A questão intertextual ocupa um espaço importante na crítica literária, como, também, se estende à cinematográfica. Em 1966, o termo migrou, a partir dos estudos literários de Júlia Kristeva, para caracterizar a produtividade textual decorrente do conceito de dialogismo tecido por Mikhail Bakhtin. Conforme Kristeva, “[...] todo texto se constrói como mosaico de citações, todo texto é absorção e transformação de um outro texto. Em lugar da noção de intersubjetividade, instala-se a intertextualidade e a linguagem poética lê-se de mão dupla” (KRISTEVA, 1974 p.64). De forma geral, a intertextualidade é um processo de incorporação de um texto que remete a outro texto, criando uma teia infinita que possibilita a continuidade e o prolongamento de rupturas e transformações profundas de um mundo ficcional a outro; como exemplo, Otelo, de William Shakespeare, que tem como fonte literária a novela Moura

de Veneza, de Giraldo Cinthi (1584), que gira em torno da traição e da inveja. Ou a adaptação de Uma janela indiscreta (1954), produção cinemática dirigida por Alfred Hitchcock, a partir do conto de Corner Woolrich (1942); ou Assédio, filme dirigido por Bernardo Bertolucci, baseado no conto de James Lasdun.

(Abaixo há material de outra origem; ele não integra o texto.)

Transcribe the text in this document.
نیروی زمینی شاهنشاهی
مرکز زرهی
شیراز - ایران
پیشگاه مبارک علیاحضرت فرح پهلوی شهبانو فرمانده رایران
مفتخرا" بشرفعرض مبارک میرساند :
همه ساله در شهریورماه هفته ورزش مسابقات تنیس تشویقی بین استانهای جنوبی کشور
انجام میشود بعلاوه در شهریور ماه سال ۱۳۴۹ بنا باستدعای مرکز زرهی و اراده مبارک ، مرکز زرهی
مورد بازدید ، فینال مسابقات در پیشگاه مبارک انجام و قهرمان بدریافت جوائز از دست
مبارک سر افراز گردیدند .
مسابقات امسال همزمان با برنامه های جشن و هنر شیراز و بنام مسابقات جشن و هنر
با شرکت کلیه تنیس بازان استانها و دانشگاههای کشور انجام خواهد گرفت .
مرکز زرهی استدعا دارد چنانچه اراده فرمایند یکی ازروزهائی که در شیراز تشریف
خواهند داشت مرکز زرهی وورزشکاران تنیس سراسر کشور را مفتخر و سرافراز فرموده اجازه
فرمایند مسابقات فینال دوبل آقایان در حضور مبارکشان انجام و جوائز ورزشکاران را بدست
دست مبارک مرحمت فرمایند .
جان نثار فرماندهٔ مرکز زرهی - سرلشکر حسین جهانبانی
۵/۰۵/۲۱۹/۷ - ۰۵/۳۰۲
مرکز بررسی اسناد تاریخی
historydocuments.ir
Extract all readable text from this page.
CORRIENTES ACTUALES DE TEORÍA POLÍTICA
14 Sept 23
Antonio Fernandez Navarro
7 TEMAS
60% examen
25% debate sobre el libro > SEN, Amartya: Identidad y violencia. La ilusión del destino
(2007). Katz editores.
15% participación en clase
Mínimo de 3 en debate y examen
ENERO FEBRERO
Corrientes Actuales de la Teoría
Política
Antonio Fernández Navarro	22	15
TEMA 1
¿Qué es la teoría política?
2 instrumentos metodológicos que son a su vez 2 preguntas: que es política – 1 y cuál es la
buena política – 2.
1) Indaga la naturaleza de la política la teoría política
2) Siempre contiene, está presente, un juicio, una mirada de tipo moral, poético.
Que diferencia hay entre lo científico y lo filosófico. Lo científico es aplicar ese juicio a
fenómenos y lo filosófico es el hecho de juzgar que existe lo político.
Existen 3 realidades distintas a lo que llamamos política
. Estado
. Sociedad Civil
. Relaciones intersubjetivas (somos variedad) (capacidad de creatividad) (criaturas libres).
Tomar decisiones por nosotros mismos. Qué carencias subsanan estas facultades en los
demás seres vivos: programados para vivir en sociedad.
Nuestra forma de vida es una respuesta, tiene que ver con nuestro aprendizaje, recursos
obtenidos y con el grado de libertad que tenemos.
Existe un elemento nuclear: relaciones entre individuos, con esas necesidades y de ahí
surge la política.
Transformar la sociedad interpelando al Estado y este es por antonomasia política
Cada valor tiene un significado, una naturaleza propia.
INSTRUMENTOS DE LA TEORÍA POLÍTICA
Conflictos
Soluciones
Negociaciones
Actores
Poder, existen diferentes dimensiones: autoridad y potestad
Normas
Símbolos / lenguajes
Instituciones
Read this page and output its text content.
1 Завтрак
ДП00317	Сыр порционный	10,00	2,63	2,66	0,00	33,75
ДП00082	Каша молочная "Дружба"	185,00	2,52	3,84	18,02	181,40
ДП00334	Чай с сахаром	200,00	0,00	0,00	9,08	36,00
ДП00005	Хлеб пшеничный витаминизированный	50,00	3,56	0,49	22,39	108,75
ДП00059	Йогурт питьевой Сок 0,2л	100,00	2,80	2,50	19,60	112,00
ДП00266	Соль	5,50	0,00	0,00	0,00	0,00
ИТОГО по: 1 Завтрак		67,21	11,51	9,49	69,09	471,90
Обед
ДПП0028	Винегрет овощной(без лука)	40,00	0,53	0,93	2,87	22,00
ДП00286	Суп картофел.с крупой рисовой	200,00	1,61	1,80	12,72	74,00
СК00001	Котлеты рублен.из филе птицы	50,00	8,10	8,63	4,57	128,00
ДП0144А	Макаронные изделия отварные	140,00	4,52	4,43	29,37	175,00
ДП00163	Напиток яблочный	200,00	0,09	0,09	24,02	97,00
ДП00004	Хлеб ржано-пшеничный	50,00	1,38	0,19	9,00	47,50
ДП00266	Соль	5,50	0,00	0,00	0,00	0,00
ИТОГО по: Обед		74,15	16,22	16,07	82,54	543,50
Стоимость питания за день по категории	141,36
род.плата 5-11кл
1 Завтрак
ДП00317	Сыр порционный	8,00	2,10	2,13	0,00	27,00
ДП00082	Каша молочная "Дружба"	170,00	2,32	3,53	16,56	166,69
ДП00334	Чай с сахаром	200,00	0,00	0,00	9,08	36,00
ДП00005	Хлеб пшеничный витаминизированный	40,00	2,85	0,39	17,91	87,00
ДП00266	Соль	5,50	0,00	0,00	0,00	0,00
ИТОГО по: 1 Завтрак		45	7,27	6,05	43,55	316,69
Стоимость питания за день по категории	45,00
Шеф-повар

No texto intitulado “Intertextualidade”, que faz parte do livro O próprio e o alheio:

Ensaios de literatura comparada, Carvalhal (2003) assinala que “[...] configura-se como uma biblioteca interminável que, ao ser percorrida por um eterno viajante em qualquer direção,

comprovaria, no final dos séculos, que os mesmos volumes se repetem em igual desordem (CARVALHAL, 2003, p.71). Em outras palavras, o leitor se defronta com outros discursos que se cruzam no tempo e no espaço e se elaboram em vista de outros, vindo o discurso a não ser totalmente autônomo. Assim, a noção de intertextualidade revê o estatuto do leitor diante da produção artística e exige dele uma articulação maior para recuperar e compreender o sentido do texto. Para exemplificar essa relação, vejamos a tela As meninas, de Velázques, que entre outras qualidades, oferece uma reflexão sobre o papel do pintor e do fazer artístico. Na leitura de Michel Foucault, no livro A palavra e as coisas, o personagem (pintor) que faz parte da tela olha, ligeiramente, num ponto que extrapola a cena do quadro; ou seja, o espectador faz parte do espetáculo, pois se depara com o olhar contemplativo do pintor.

Tal tela tem sido reelaborada ao longo dos últimos trezentos e cinquenta e cinco anos por grandes artistas, como Manet, Goya e Picasso. Além dos artistas plásticos, a releitura ultrapassa os limites dos pincéis e chega às letras (literatura) de João Cabral de Melo Neto, que escreve o poema intitulado “A lição de pintura”: “Quadro nenhum está acabado,/ Disse certo pintor;/ Se pode sem fim continuá-lo,/ Primeiro, ao além de outro quadro/ Que, feito a partir de tal forma,/ Tem na tela, oculta, uma porta/ Que dá a um corredor/ Que leva a outra e a muitas outras”. O poeta dialoga com a obra plástica. Dessa maneira, no decorrer da história da arte, as noções de fonte e autoridade foram aniquiladas, ou, ao menos, sofreram sérias alterações. Essas mudanças tomam os conceitos de literatura, cânone literário e de arte. Então, compreender a relação entre os textos é um processo denso, pois eles oferecem, dialeticamente, estruturas textuais e extratextuais. Portanto, exigem investigação e se manifestam como local de conflito.

Para o leitor, a relação entre os textos é fascinante, principalmente pelo fato de haver um fio que se prolonga por séculos, que se fez por fios anteriores e não se finda. O escritor contemporâneo revitaliza o próprio texto, ao dialogar com textos de outros escritores. Nesse caso, a forma é uma instalação que anuncia coerência, justifica, privilegia a palavra como veículo de mediação, reagrupando o temporal com o atemporal. Assim, a leitura conjunta dos textos revela, além das relações diretas da intertextualidade, a convergência das preocupações quanto à criação literária e a importância da presença do leitor na constituição do texto ficcional. A intertextualidade é uma manifestação formal que reduz a distância entre o passado e o presente do leitor com o intuito de reescrever o passado dentro de um contexto novo.

O sucesso da interação só acontece quando há o preenchimento das lacunas e as representações são modificadas, instituindo-se a cooperação, de fato, do leitor, obrigando-o a

reavaliar, questionar e explorar sua imaginação. Além disso, Iser diz que, de alguma forma, a atividade do leitor é controlada pelo texto, isto é, a partir de um jogo de relações internas é que ocorre a reconstrução do contexto, necessária à compreensão da obra, fundamentando-se na estrutura do texto. Stam (2008) assinala que, a partir dos estudos bakthtinianos, “[...] abriu- se caminho para uma abordagem à arte ‘discursiva’ e não-originária” (STAM, 2008, p. 21, grifo do autor).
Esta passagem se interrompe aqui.